I think the problem with any form of illness or impairment is knowing that someone understands and accepts your differences/limitations. Many people may say they do but when it comes to the crunch they lack patience and insight. In some ways,my having the brain episode has brought us closer together as a couple. In the same way that my partner's stroke brought us closer a few years ago too. I'll never forget his worried face in the hospital - he was convinced I would not want him anymore, bless him. I planted a big kiss on him , told him not to be 'barmy' and we've never looked back : ) We have seen each other majorly ill and struggling,fighting to get well again and learning to cope with our remaining deficits. This has added another dimension to our already special bond : )

Oops, it's getting mushy again ...

I guess what I am trying to say is that we are very lucky. I would rather be alone than be in a relationship without meaning : )

RogerCMerriman profile image
RogerCMerriman

I'm married and haven't been on the dating seen for over decade, so. Though I did meet my wife on the Internet, on a intrest group, it is a very old part of the Internet called Usenet, fairly geeky, it's a form of social media from the 80's no web browsers etc.

But the group meets up once a year for a meal and, we hit it off and the rest is history.

It's a fairly improbable way of finding a partner. And neither was looking.

Dating sites think about the person you might want to meet? And a lot of people are quite different online. I've friends who have found love that way, they also had some Horror stories but that's dating any way!

angelite profile image
angelite in reply toRogerCMerriman

It must take a lot of effort/concentration to present a different/more pleasing face online than in real life ? I don't get the point of dishonesty - sooner or later the 'real' you will be outed anyway if things go further !
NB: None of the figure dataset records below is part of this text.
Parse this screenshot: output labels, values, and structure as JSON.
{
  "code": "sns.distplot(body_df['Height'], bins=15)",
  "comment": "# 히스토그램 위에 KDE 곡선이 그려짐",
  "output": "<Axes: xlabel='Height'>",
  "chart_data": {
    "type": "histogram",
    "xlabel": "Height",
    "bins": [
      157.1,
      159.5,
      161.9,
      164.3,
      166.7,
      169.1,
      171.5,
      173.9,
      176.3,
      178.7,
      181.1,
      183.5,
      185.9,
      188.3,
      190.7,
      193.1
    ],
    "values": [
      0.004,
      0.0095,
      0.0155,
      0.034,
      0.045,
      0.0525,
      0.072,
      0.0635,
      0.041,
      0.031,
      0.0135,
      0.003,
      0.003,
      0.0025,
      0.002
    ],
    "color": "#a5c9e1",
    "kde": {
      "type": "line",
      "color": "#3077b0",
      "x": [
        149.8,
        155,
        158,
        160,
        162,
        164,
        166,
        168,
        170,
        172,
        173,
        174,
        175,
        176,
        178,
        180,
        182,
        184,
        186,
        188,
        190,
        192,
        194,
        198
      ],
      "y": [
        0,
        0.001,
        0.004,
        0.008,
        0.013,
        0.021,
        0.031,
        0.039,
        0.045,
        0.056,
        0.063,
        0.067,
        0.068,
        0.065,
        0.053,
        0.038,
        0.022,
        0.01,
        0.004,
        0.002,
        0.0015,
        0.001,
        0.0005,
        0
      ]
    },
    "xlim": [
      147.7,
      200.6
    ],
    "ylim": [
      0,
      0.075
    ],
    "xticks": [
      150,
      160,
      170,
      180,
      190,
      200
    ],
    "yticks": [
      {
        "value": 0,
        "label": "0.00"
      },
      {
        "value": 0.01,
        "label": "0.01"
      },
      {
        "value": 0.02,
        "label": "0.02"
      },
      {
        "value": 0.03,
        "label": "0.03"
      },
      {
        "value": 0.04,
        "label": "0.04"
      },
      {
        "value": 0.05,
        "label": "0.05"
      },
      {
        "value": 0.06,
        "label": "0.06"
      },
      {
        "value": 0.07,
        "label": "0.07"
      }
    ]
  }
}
RogerCMerriman profile image
RogerCMerriman in reply toangelite

some of it is wishful thinking, apparently blokes tend to lie/exagirate their height, women it's age.

At 6ft to the mm I get the "you must be 6'2 because I'm 6 foot" from blokes who are 5"8 etc.

angelite profile image
angelite in reply toRogerCMerriman

Lol ! I'm under no illusions as to my appearance ! All the girls down our line have 'pixie' type faces, it's genetic ! I also look like a pencil - straight up and down !
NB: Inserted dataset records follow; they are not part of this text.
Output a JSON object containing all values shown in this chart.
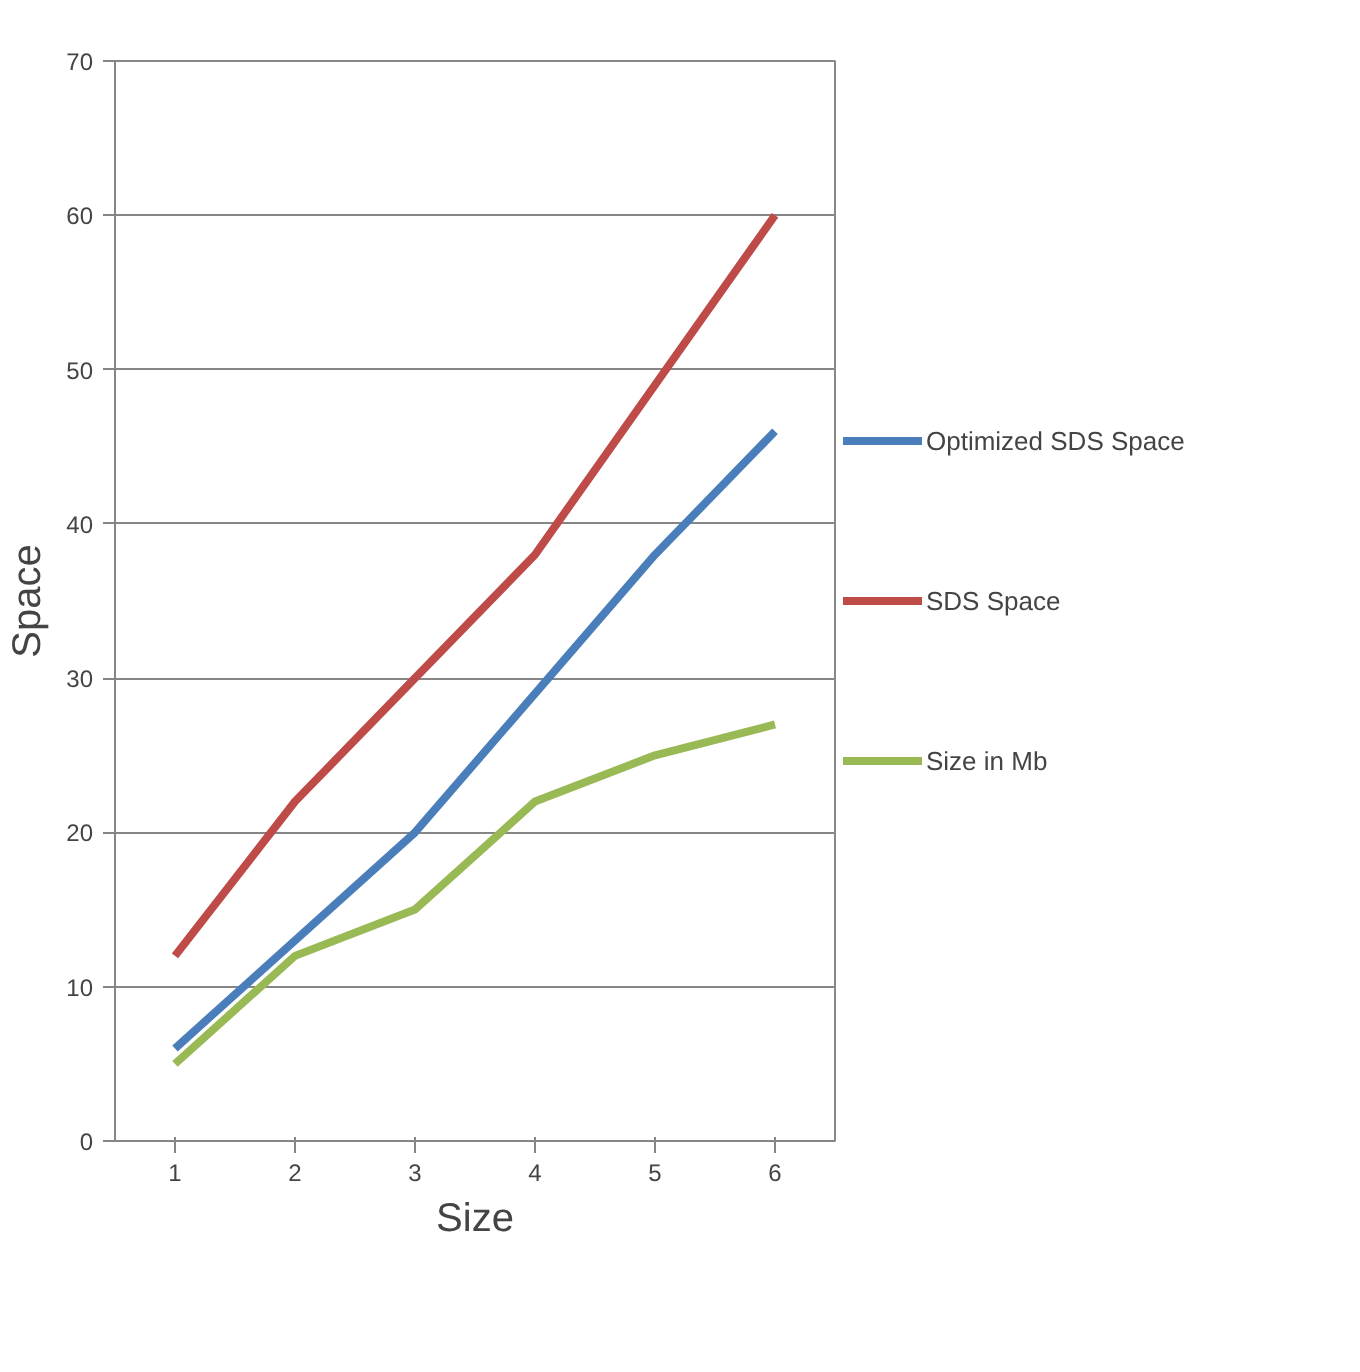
{
  "chart_data": {
    "type": "line",
    "xlabel": "Size",
    "ylabel": "Space",
    "categories": [
      "1",
      "2",
      "3",
      "4",
      "5",
      "6"
    ],
    "series": [
      {
        "name": "Optimized SDS Space",
        "color": "#4a7ebb",
        "values": [
          6,
          13,
          20,
          29,
          38,
          46
        ]
      },
      {
        "name": "SDS Space",
        "color": "#be4b48",
        "values": [
          12,
          22,
          30,
          38,
          49,
          60
        ]
      },
      {
        "name": "Size in Mb",
        "color": "#98b954",
        "values": [
          5,
          12,
          15,
          22,
          25,
          27
        ]
      }
    ],
    "ylim": [
      0,
      70
    ],
    "yticks": [
      0,
      10,
      20,
      30,
      40,
      50,
      60,
      70
    ],
    "grid": "y",
    "legend": "right",
    "marker": "none",
    "line_style": "solid"
  }
}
I've always placed personality ahead of physical appearance, luckily for me so does my partner ! I'm 46 (soon to be 47 ! ) to my partner's ( v. cute IMO ! ) 67 : )

As the saying goes ' Beauty is in the eye of the beholder' : )

SAMBS profile image
SAMBS in reply toangelite

and only 'skin deep'

razyheath43 profile image
razyheath43

there you go matt.shes out there! and yes iam right

headchild profile image
headchild

Hi spideyman, it certainly sounds as if you keep yourself busy even without a partner.